Not only have cosmetic procedures become more acceptable, but they're being promoted in less sensationalized ways to whole new markets. Increasingly, reality TV's Cinderella tale of surgical transformation is being replaced with a smart woman's narrative of enlightened self-maintenance. While Extreme Makeover and its imitators shame and blame ugly-duck patients in order for prince-surgeons to rescue them and magically unlock their inner swans through "drastic plastic" (multiple surgeries), other media sources now compliment potential customers as mature women who are "smart," "talented" and "wise." Such women are supposedly savvy enough to appreciate their own wisdom -- but, then again, they should want to soften the telltale marks of how many years it took them to acquire it. "I am not using these injectables to look 25," Madsen insists. "I don't want to be 25. I just want to look like me."

Alex Kuczynski, a New York Times reporter and author of Beauty Junkies (Doubleday, 2006) calls these latest appeals "the new feminism, an activism of aesthetics." That ignores the work of feminists from Susan Faludi to Susan Bordo, who have argued for years against the global beauty industry and its misogynistic practices.
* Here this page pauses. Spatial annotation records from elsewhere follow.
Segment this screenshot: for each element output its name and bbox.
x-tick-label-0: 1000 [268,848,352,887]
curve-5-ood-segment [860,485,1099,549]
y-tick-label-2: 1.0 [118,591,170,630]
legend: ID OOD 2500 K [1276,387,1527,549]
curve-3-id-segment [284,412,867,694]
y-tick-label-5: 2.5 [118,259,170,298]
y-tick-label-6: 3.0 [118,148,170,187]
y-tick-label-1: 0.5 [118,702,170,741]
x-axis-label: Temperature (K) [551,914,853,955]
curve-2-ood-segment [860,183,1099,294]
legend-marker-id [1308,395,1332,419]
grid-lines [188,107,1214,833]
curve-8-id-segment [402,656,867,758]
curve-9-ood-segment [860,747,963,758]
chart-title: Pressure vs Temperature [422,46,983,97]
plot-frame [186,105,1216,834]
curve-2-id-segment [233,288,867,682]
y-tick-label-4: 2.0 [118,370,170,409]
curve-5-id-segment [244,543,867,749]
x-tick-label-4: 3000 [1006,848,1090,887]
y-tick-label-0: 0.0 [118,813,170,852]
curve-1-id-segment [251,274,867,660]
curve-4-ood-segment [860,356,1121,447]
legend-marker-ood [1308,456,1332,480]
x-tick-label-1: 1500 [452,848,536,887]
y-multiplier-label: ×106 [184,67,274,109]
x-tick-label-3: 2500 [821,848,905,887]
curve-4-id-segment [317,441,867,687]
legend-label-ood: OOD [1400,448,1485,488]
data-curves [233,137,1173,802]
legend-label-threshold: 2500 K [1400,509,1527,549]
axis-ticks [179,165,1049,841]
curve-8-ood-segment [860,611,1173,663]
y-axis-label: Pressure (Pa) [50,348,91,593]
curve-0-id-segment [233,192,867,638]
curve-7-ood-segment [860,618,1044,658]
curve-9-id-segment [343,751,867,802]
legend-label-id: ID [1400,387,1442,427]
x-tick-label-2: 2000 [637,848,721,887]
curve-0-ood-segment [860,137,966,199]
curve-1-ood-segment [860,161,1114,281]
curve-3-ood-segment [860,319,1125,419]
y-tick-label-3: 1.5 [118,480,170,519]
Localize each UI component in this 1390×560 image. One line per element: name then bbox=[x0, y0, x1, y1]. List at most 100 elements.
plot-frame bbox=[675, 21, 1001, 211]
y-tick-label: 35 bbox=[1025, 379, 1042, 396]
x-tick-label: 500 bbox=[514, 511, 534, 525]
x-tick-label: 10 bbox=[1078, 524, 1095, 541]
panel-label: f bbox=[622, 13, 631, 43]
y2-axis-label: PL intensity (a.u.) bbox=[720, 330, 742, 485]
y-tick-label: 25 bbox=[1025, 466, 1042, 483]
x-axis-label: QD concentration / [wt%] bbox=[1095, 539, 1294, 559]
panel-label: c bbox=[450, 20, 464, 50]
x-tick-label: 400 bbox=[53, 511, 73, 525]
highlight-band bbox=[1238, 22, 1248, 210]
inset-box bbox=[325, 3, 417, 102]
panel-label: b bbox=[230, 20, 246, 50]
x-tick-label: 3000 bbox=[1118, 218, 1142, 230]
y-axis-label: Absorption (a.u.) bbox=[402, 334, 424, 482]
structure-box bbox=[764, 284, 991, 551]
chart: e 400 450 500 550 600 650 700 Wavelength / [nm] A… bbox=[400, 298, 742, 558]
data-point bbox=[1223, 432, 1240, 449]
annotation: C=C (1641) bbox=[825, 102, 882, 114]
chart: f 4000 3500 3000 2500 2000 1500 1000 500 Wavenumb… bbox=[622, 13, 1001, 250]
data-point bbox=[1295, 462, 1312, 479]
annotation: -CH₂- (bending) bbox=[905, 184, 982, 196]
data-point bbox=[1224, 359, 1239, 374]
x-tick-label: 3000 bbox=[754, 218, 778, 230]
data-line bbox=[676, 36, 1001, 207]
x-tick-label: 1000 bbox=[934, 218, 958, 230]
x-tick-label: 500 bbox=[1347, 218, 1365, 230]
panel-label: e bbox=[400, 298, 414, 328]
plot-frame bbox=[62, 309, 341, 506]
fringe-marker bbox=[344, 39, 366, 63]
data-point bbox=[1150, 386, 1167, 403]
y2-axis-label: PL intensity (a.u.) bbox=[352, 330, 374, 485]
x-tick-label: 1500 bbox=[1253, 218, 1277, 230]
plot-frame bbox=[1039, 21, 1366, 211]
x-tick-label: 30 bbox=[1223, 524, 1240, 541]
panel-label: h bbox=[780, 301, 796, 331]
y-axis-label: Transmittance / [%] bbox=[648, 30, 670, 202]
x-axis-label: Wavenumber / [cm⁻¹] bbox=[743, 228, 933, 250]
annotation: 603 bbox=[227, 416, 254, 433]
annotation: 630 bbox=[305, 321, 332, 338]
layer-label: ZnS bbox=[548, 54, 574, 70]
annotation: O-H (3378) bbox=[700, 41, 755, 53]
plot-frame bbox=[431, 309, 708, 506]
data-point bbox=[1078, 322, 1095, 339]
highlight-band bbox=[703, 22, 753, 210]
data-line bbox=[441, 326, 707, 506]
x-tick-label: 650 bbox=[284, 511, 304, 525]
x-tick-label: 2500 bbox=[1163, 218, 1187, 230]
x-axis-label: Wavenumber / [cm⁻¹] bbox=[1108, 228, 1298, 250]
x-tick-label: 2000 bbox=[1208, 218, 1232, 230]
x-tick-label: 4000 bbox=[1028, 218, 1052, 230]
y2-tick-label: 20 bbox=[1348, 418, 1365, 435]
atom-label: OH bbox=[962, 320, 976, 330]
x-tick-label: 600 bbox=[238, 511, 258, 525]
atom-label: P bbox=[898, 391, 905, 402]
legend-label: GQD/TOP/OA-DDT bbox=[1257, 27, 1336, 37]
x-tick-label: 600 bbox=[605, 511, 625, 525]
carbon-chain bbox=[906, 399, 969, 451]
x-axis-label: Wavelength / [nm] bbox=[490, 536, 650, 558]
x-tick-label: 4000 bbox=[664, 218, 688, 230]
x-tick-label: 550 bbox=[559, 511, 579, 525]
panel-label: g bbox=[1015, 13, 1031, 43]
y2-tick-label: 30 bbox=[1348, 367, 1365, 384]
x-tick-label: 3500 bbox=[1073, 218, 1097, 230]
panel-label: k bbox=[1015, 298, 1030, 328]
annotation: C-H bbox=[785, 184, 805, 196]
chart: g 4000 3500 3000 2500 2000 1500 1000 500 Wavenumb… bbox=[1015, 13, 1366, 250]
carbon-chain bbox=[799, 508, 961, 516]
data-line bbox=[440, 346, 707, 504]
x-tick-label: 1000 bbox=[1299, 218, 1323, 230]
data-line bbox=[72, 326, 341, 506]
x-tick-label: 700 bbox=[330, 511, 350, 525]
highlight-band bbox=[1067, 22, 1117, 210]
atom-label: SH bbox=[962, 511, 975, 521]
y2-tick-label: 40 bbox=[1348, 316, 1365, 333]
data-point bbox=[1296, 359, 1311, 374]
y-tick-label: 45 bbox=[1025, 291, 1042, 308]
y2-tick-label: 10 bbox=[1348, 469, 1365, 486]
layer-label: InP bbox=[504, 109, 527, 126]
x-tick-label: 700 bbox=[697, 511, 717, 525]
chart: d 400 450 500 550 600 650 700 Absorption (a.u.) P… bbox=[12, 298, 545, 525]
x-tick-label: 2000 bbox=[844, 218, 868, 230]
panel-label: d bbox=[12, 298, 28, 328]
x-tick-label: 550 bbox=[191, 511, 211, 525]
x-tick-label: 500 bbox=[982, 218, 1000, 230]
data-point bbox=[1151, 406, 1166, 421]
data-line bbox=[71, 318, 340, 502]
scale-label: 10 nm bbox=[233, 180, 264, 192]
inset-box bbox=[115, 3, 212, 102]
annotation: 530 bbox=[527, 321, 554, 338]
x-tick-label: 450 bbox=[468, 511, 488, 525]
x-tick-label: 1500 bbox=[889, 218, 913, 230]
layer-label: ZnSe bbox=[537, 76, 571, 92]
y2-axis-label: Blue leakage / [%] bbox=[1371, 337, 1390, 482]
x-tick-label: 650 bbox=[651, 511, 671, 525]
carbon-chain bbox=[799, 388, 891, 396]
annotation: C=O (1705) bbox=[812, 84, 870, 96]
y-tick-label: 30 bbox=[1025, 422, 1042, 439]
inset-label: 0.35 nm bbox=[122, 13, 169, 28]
Yet the cosmetic-surgery industry is doing exactly what the beauty industry has done for years: It's co-opting, repackaging and reselling the feminist call to empower women into what may be dubbed "consumer feminism." Under the dual slogans of possibility and choice, producers, promoters and providers are selling elective surgery as self-determination.

Moreover, much of the media covering cosmetic surgery centers on the idea of choice. Parallel to Madsen's insistence that using Botox is just another lifestyle choice with little difference from working out and eating well, Cosmetic Surgery for Dummies (For Dummies, 2005) promises that the reader will discover how to "decide whether surgery is right for you," "find a qualified surgeon," "set realistic expectations," "evaluate the cons," "make the surgical environment safe" and ultimately "make an informed choice." The word "choice" obviously plays on reproductive-rights connotations, so that consumers will trust that they are maintaining autonomy over their bodies. Yet one choice goes completely unmentioned: The choice not to consider cosmetic surgery at all.

These days, with consumers able to "choose" from among a dizzying array of procedures and providers, even the most minute areas of the female body are potential sites of worry and "intervention." Surgical procedures have been developed to reduce "bra fat," to make over belly-buttons, to "rejuvenate" vaginas after childbirth or to achieve the "Sex and the City effect" -- foot surgeries to shorten or even remove a toe in order for women to squeeze their feet into pointy shoes.